Recent research on prospect theory has shown that it is applicable in finance, insurance, and other areas. Several papers, which measure skewness, have confirmed the prospect theory prediction that more positively skewed stocks will have lower average returns. Prospect theory can explain such financial phenomena as the equity risk premium puzzle, the lower long-term average returns of IPOs, and the lack of diversification in many household portfolios. It can also be used to explain why households prefer lottery-like payoffs, pay a high premium for insurance policies with low deductibles, and resist purchasing annuities. Finally, prospect theory can be helpful in understanding some aspects of how labor supply reacts to wage changes.
How Is This Research Useful to Practitioners?
Prospect theory has been applied mostly in finance and insurance. The author discusses the cross section of average returns and answers why some financial assets have higher average returns than others. For example, the capital asset pricing model (CAPM) is used to explain that higher risk (high beta) stocks should have higher average returns. Some argue that the CAPM does not have much empirical support. Prospect theory leads to a new theory that a security’s skewness in the distribution of its returns will be priced. By taking a significant position in a positively skewed stock, investors give themselves the chance of becoming wealthy if the stock turns out to be “the next Google.” According to prospect theory, investors overweight the tails of the distribution they are considering, which means they are willing to pay a very high price for the stock even when it means earning a low average return.
The equity premium puzzle questions why the average return on the U.S. stock market has exceeded the average return of Treasury bills by much more of a margin than predicted by traditional models. Prospect theory would suggest that because of loss aversion, the high dispersion of the market return is not attractive. Therefore, in order to compensate, the stock market needs to have a high average return and significantly higher return than safe assets.
Prospect theory can explain how people trade over time. Stocks exhibit a well-known momentum effect, but both individuals and mutual fund managers tend to do the opposite by selling their outperforming stocks and holding onto losses. This “disposition effect” also occurs with real estate and leads to significant mispricing.
How Did the Author Conduct This Research?
The author reviews the prospect theory model and its four elements: (1) reference dependence (people derive more utility from gains and losses measured relative to a reference than from absolute levels of wealth), (2) loss aversion (people are more sensitive to losses than gains of the same magnitude), (3) diminishing sensitivity (each additional dollar has a smaller utility impact at higher wealth levels), and (4) probability weighting (people overweight tail probabilities and underweight high tail probabilities). Some research has shown that prospect theory is less accurate in describing the actions of experienced traders, but the author believes that the best way to test prospect theory in the real world is to confront its predictions with data.

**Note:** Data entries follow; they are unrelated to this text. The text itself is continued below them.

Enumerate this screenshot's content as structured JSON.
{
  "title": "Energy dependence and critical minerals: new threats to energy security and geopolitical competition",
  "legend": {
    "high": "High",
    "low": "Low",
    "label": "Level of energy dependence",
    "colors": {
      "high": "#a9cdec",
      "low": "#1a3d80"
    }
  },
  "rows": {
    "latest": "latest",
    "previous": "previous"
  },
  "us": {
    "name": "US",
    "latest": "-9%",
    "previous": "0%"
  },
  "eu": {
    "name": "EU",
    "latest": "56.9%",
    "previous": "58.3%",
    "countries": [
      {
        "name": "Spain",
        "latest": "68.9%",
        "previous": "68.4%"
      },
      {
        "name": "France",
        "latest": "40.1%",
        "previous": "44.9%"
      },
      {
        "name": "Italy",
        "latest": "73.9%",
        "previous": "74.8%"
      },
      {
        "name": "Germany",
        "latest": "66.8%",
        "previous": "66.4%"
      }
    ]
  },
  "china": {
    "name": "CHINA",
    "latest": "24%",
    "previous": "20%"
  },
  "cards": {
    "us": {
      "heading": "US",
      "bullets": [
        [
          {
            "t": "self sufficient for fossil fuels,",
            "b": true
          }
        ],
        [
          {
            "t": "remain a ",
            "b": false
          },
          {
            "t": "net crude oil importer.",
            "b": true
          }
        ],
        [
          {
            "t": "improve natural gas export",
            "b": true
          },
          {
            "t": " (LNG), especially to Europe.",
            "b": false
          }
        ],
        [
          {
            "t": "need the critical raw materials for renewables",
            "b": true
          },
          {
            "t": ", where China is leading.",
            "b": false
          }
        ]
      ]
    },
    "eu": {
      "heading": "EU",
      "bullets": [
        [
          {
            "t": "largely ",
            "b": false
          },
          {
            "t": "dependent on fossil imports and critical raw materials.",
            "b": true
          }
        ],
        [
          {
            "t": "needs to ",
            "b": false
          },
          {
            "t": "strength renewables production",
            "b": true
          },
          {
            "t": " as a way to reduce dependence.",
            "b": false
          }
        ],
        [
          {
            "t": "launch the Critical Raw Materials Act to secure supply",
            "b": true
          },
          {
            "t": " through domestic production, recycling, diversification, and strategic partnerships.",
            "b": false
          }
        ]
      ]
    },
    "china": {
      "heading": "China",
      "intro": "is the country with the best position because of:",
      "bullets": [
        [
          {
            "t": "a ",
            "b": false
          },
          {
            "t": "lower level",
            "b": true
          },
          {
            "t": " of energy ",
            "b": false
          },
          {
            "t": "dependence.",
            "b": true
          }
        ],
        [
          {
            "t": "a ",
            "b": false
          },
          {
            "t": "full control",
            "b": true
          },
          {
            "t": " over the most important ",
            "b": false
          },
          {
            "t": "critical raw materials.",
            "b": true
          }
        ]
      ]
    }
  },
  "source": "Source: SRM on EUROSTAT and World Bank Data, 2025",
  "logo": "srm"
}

The author examines areas for application in which risk plays a central role and discusses efforts to integrate prospect theory into areas of economics. In addition to finance and insurance, he examines the endowment effect (the finding that people will pay more to retain something they own rather than obtain something owned by someone else), consumption-savings decisions, industry organization pricing strategies, and labor supply models. The author also mentions several other applications, such as the application of prospect theory in understanding the favorite-longshot bias in betting markets.
The author concludes by asking whether such observed behaviors as loss aversion or overpaying for IPOs should be thought of as mistakes. He suggests that one possible approach could be to explain prospect theory preferences to people and observe whether the new information causes them to change their behavior.
Abstractor’s Viewpoint
The author states that a current best-selling economic textbook makes no mention of prospect theory and asks whether more sense could be made of data by using models that are based on more realistic psychological assumptions. Most would agree that more research into the integration of prospect theory with economics would be beneficial. The author mentions many areas for future research, including public finance, health, economics, and macroeconomics. The application of prospect theory, whenever possible, is expected to result in better models than traditional ones based solely on expected utility.